With modern DNA-/RNA-based molecular diagnostic tools, a high number of bacterial strains can be identified in human faeces. Thus, the scientific question was whether to go further into these details, or rather look at metabolomics and different products that were the focus of gut–immune system interactions. When saturated fatty acids were examined in the setting of EAE and lymphocyte cell cultures, it soon turned out that short-chain fatty acids (SCFA; 1–5 carbon atoms) were clearly immunoregulatory, whereas larger ones activated the immune system and, in particular, T cell autoimmunity.¹⁵ For several reasons, the focus was then directed towards propionate. An investigator-initiated translational study at the University of Bochum was set up to thoroughly characterize 250 MS patients with regard to the metabolome, microbiome and immune phenotype, and also to look at clinical and MRI parameters. Since there was no external sponsorship, and propionate is a food supplement, we selected an uncontrolled design in which patients were left on their MS medication. The patients then received propionate 2 × 500 mg as an add-on to their established medication for MS for a minimum of 90 days during the study; thereafter, they were offered an open extension phase for up to 2 years. Surprisingly, the greatest reduction of propionate was found in faeces of patients with clinically isolated syndrome but also in established MS, although to a lesser degree, where faecal levels of propionate were reduced by 50%.¹⁶ The microbiota also differed greatly between subtypes of MS and healthy controls. Following propionate supplementation, levels were analysed after 2 weeks and 90 days. Not only were serum and faecal levels of propionate restored by 3 weeks, the number of functionally active regulatory T lymphocytes was also restored. In turn, TH17-TH1 autoimmunity was reduced. In addition, human faecal transfer into an intestinal organ culture system confirmed that anti-inflammatory responses were dominant after propionate supplementation. Since this was not placebo-controlled, the reduction in relapse rate and Expanded Disability Status Scale disability of the 250 patients in the study should be treated with caution. Of note, a subgroup received longitudinal sophisticated MRI analyses of basal ganglia atrophy and a partial reversal of this atrophy process was observed.

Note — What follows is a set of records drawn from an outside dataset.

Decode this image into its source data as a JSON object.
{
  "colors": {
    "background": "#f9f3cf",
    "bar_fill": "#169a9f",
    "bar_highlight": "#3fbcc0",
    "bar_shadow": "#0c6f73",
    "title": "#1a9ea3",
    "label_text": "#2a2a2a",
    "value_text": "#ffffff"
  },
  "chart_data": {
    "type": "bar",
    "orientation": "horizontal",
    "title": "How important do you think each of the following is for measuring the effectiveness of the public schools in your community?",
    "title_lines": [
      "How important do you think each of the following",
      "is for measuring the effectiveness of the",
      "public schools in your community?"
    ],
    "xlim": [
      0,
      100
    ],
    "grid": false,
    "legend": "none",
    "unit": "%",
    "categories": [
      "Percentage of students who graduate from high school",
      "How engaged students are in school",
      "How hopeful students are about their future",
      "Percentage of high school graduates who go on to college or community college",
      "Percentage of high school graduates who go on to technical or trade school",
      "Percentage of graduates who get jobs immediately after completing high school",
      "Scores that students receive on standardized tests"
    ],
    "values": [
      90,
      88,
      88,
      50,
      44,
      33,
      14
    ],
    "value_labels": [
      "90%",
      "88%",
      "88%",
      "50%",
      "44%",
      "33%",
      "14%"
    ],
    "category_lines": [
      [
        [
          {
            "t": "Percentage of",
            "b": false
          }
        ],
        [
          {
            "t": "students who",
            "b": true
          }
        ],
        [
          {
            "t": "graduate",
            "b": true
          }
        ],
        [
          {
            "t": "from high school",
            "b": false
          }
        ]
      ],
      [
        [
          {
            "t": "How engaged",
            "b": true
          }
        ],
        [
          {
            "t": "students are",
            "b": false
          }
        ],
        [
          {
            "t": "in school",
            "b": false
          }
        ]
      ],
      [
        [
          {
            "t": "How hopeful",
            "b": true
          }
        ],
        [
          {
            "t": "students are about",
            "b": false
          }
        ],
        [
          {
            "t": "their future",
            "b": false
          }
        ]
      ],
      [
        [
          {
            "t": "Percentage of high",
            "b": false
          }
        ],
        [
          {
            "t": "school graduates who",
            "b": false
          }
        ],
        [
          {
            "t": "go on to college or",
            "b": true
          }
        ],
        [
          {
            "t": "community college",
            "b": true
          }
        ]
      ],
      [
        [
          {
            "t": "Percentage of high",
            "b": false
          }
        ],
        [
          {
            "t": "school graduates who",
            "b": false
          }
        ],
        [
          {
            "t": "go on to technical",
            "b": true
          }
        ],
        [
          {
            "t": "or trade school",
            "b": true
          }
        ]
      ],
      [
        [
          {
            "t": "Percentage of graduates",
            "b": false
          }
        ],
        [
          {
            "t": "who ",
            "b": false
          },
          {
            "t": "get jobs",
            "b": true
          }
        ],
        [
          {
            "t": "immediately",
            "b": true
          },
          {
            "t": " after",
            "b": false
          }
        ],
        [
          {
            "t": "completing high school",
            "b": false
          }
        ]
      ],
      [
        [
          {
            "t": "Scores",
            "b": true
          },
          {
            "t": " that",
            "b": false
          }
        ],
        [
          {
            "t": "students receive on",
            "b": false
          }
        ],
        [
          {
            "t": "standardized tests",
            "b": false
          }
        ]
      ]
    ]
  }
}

Where do we stand now with these findings? The influence of nutritional components and impact of changes in microbiota of the gut clearly underscore their interaction with the immune system.¹⁷ Certainly Swank and Evers were going in the right direction, yet at that time no one knew that the microbiota in MS patients would also be profoundly changed.¹⁶ We feel that the hen–egg question here may rather give the answer that the chronic exposure to inflammatory systemic conditions like MS may, in turn, change the gut-microbiota. And finally, it may be of note that, in Germany, propionate disappeared from bread, where it was incorporated as a preservative, to 0.2–0.3% of weight, in the late 1980s. Until then, two slices of bread originally contained about 500 mg propionate. We may speculate that this may be another factor in the chain of events that has caused a more than threefold rise in MS prevalence in Germany and Western societies over the last 30 years.